Am Kiosk fette Schlagzeile einer Boulevard-Zeitung:

„BERLINER WAHRSAGERIN SCHMEISST HIN!“

In Wirklichkeit ist es die Berliner „Wahl-Versagerin“, die hingeschmissen hat, meint: Die Landeswahlleiterin ist zurückgetreten. Meine Lesart aber natürlich viel phantasiebeflügelnder.

Momenteindrücke – Sonst war nichts

Vor einem guten Jahr ist „Sonst war nichts“ erschienen. Beim Wiener Schriftsteller Peter Altenberg fand ich jetzt eine Selbstbeschreibung, die auch auf mein autobiographisches Erzähl-Projekt angewendet werden könnte:

„So also schauen meine Lebenserinnerungen aus, mit denen ich in einem großen Blatte aufwarten soll?!? Ich sage es ja immer: Dieser Peter Altenberg ist nur für Momenteindrücke auf die Welt gekommen!“

(Peter Altenberg, „Das macht nichts: Neues Altes aus dem Kaffeehaus“, S. 225)

Nicole, Hitchcock und ich

Freundin Nicole ist eine Fachfrau für Traum-Angelegenheiten. Deswegen hat sie auch gleich auf meinen vorletzten Blog-Eintrag zu den nächtlichen Erlebnissen von Hitchcock und mir reagiert – und eine eigene Erfahrung beigesteuert, die für sie sehr schlimm, für alle anderen aber sehr lustig ist. Doch lest selbst:

„Sankt Neff, ich bin total beeindruckt! Du bist der erste Traumaphoristiker, den ich kennenlernen durfte. Allerdings würde ich gerne mehr über diesen Traum erfahren. Wie kommt es zu diesem Satz? Vielleicht kläre ich das in meinem nächsten Klartraum. Dann berichte ich dir.

Ich muss dir jetzt auch was erzählen: Vor einigen Wochen habe ich nachts von einer unglaublichen Erfindung geträumt. Als ich morgens aufgewacht bin, war mir klar, dass ich mir das sofort patentieren lassen muss und dass ich wahrhaft etwas erfunden habe, was es so noch nicht gibt, aber jeder Mensch braucht. Ich war von mir selbst schwer beeindruckt, bin beschwingt in die Küche, habe gutgelaunt das Frühstück zubereitet und meiner Familie von dieser einzigartigen Idee erzählt. Und jetzt kommts!

Ich weiß nicht mehr, was es war!

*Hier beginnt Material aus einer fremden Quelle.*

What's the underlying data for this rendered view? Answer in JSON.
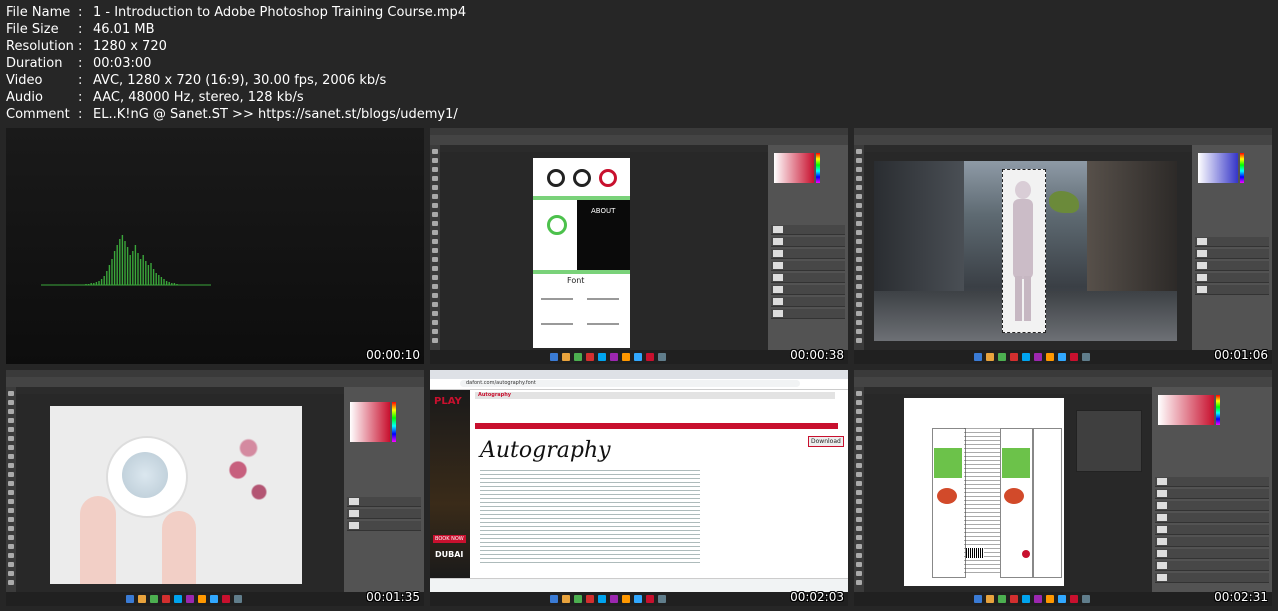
{
  "info": [
    {
      "label": "File Name",
      "value": "1 - Introduction to Adobe Photoshop Training Course.mp4"
    },
    {
      "label": "File Size",
      "value": "46.01 MB"
    },
    {
      "label": "Resolution",
      "value": "1280 x 720"
    },
    {
      "label": "Duration",
      "value": "00:03:00"
    },
    {
      "label": "Video",
      "value": "AVC, 1280 x 720 (16:9), 30.00 fps, 2006 kb/s"
    },
    {
      "label": "Audio",
      "value": "AAC, 48000 Hz, stereo, 128 kb/s"
    },
    {
      "label": "Comment",
      "value": "EL..K!nG @ Sanet.ST >> https://sanet.st/blogs/udemy1/"
    }
  ],
  "separator": ":",
  "thumbs": [
    {
      "timestamp": "00:00:10"
    },
    {
      "timestamp": "00:00:38",
      "about": "ABOUT",
      "font": "Font"
    },
    {
      "timestamp": "00:01:06"
    },
    {
      "timestamp": "00:01:35"
    },
    {
      "timestamp": "00:02:03",
      "site": "Autography",
      "url": "dafont.com/autography.font",
      "play": "PLAY",
      "book": "BOOK NOW",
      "city": "DUBAI",
      "download": "Download",
      "script": "Autography"
    },
    {
      "timestamp": "00:02:31"
    }
  ],
  "colors": {
    "bg": "#262626",
    "ps_dark": "#535353",
    "wave": "#3aa63a",
    "accent": "#c8102e"
  }
}
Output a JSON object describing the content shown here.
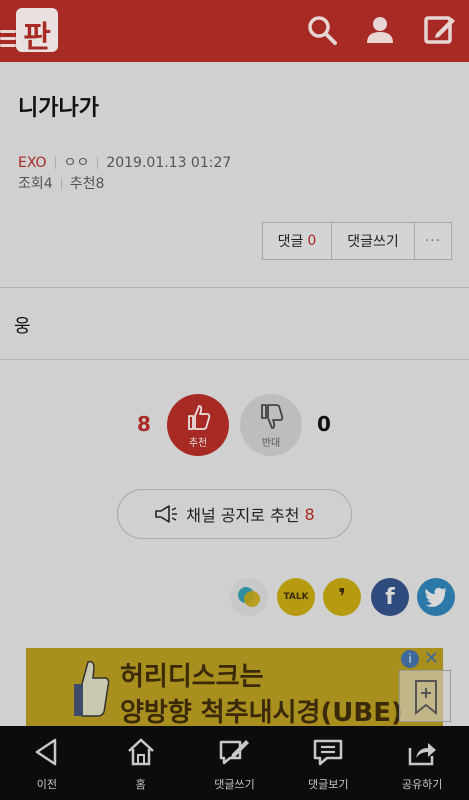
{
  "header": {
    "logo_text": "판",
    "icons": [
      "menu-icon",
      "search-icon",
      "user-icon",
      "write-icon"
    ]
  },
  "post": {
    "title": "니가나가",
    "board": "EXO",
    "author": "ㅇㅇ",
    "date": "2019.01.13 01:27",
    "views_label": "조회",
    "views": "4",
    "recommend_label": "추천",
    "recommend": "8",
    "body": "웅"
  },
  "actions": {
    "comment_label": "댓글",
    "comment_count": "0",
    "write_comment_label": "댓글쓰기",
    "more_label": "···"
  },
  "vote": {
    "up_count": "8",
    "up_label": "추천",
    "down_label": "반대",
    "down_count": "0"
  },
  "notice": {
    "label": "채널 공지로 추천",
    "count": "8"
  },
  "share": {
    "kakaotalk_label": "TALK",
    "kakaostory_label": "❜",
    "facebook_label": "f"
  },
  "ad": {
    "line1": "허리디스크는",
    "line2": "양방향 척추내시경(UBE)",
    "info": "i",
    "close": "✕"
  },
  "bottom_nav": [
    {
      "label": "이전",
      "icon": "back-icon"
    },
    {
      "label": "홈",
      "icon": "home-icon"
    },
    {
      "label": "댓글쓰기",
      "icon": "write-comment-icon"
    },
    {
      "label": "댓글보기",
      "icon": "view-comment-icon"
    },
    {
      "label": "공유하기",
      "icon": "share-icon"
    }
  ],
  "colors": {
    "brand": "#a72a24",
    "navbar": "#0c0c0c",
    "facebook": "#2f4a7c",
    "twitter": "#2c78a8",
    "kakao": "#c8aa10"
  }
}
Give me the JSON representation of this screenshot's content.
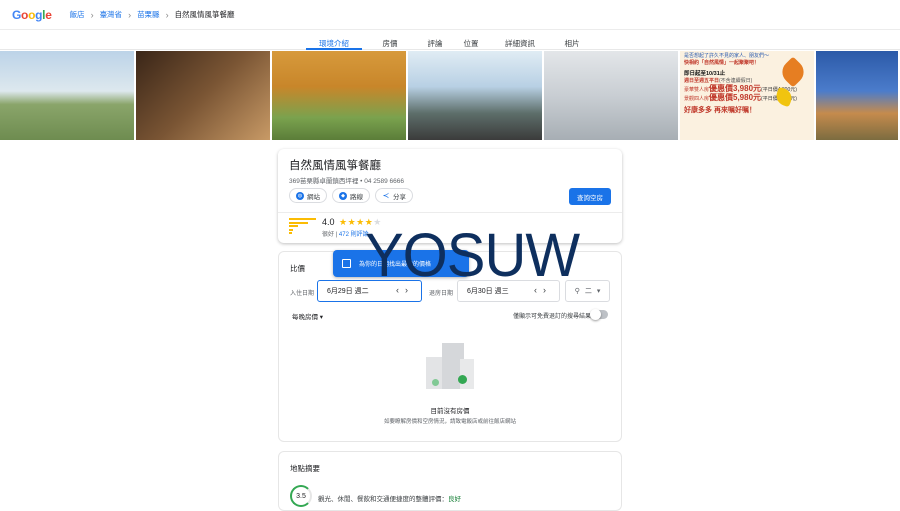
{
  "logo": "Google",
  "logo_colors": [
    "#4285F4",
    "#EA4335",
    "#FBBC05",
    "#4285F4",
    "#34A853",
    "#EA4335"
  ],
  "breadcrumb": {
    "items": [
      "飯店",
      "臺灣省",
      "苗栗縣",
      "自然風情風箏餐廳"
    ]
  },
  "tabs": [
    "環境介紹",
    "房價",
    "評論",
    "位置",
    "詳細資訊",
    "相片"
  ],
  "promo": {
    "line1": "是否想起了許久不見的家人、朋友們～",
    "line2": "快相約「自然風情」一起聚聚吧！",
    "line3": "即日起至10/31止",
    "line4": "週日至週五平日",
    "line4_note": "(不含連續假日)",
    "line5_label": "豪華雙人房",
    "line5_price": "優惠價3,980元",
    "line5_note": "(平日價4,800元)",
    "line6_label": "景觀四人房",
    "line6_price": "優惠價5,980元",
    "line6_note": "(平日價6,800元)",
    "line7": "好康多多 再來嘱好嘱！"
  },
  "hotel": {
    "name": "自然風情風箏餐廳",
    "address": "369苗栗縣卓蘭鎮西坪裡 • 04 2589 6666",
    "chips": {
      "website": "網站",
      "directions": "路線",
      "share": "分享"
    },
    "book_button": "查詢空房",
    "rating": "4.0",
    "stars_filled": 4,
    "rating_label": "很好",
    "reviews_label": "472 則評論"
  },
  "price": {
    "title": "比價",
    "toast": "為你的日期找出最佳的價格",
    "checkin_label": "入住日期",
    "checkin_value": "6月29日 週二",
    "checkout_label": "退房日期",
    "checkout_value": "6月30日 週三",
    "guests_value": "二",
    "sort_label": "每晚房價",
    "toggle_label": "僅顯示可免費退訂的搜尋結果",
    "empty_title": "目前沒有房價",
    "empty_subtitle": "如要瞭解房價和空房情況，請致電飯店或前往飯店網站"
  },
  "location": {
    "title": "地點摘要",
    "score": "3.5",
    "text": "觀光、休閒、餐飲和交通便捷度的整體評價：",
    "grade": "良好"
  },
  "watermark": "YOSUW"
}
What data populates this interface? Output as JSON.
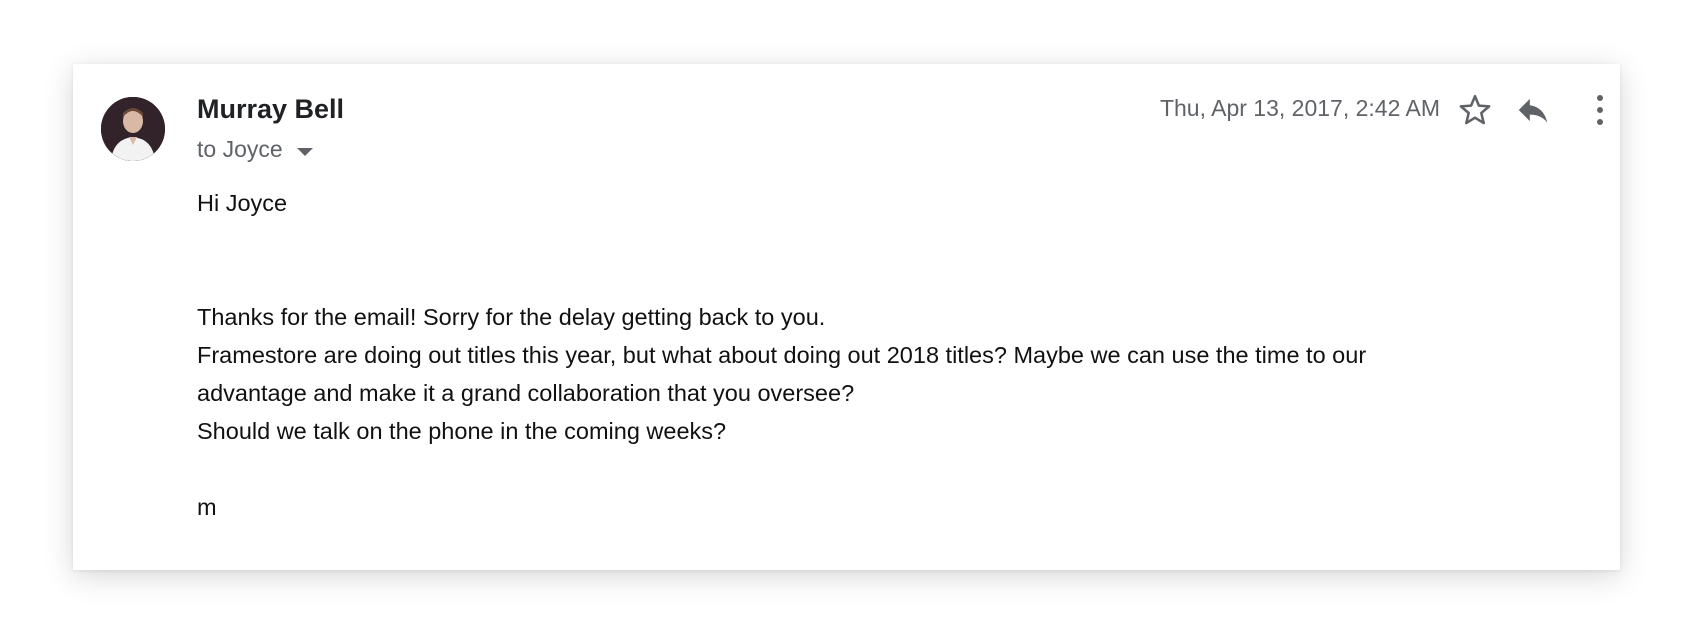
{
  "email": {
    "sender_name": "Murray Bell",
    "recipient_line": "to Joyce",
    "timestamp": "Thu, Apr 13, 2017, 2:42 AM",
    "body": {
      "greeting": "Hi Joyce",
      "paragraph_lines": [
        "Thanks for the email! Sorry for the delay getting back to you.",
        "Framestore are doing out titles this year, but what about doing out 2018 titles? Maybe we can use the time to our",
        "advantage and make it a grand collaboration that you oversee?",
        "Should we talk on the phone in the coming weeks?"
      ],
      "signoff": "m"
    }
  },
  "icons": {
    "avatar": "avatar-photo",
    "recipient_caret": "caret-down-icon",
    "star": "star-outline-icon",
    "reply": "reply-icon",
    "more": "more-vert-icon"
  },
  "colors": {
    "primary_text": "#202124",
    "secondary_text": "#5f6368",
    "icon": "#5f6368",
    "body_text": "#111111"
  }
}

Seit Tagen grüble ich, aber es will mir nicht mehr einfallen. Und das noch Schlimmere: meine Familie hört mir schon gar nicht mehr zu, wenn ich wieder einen Traum erzähle – sie wissen von nichts! Ich bin sehr verzweifelt. Da kann ich mich jahrelang an jeden noch so albernen Traum erinnern und jetzt, wo es mal wirklich wichtig wäre, versagt mein Traumerinnerungsvermögen.“

Abgesehen von Nicoles verständlicher persönlicher Enttäuschung, frage ich mich: Gibt es das, Dinge, die jeder Mensch braucht, die aber noch nicht erfunden wurden? Was meint Ihr?

80 Jahre Henscheid

Wann hast du es als Schriftsteller geschafft? Nobelpreis? Natürlich nicht. Geschafft hast du es als Schriftsteller, wenn sich schon zu deinen Lebzeiten eine Kneipe nach dir benennt.

„Henscheid“

– so heißt seit ein paar Jahren eine Gastwirtschaft in Frankfurt. Zu Ehren eines großen Mannes, der genau heute genau 80 Jahre alt wird.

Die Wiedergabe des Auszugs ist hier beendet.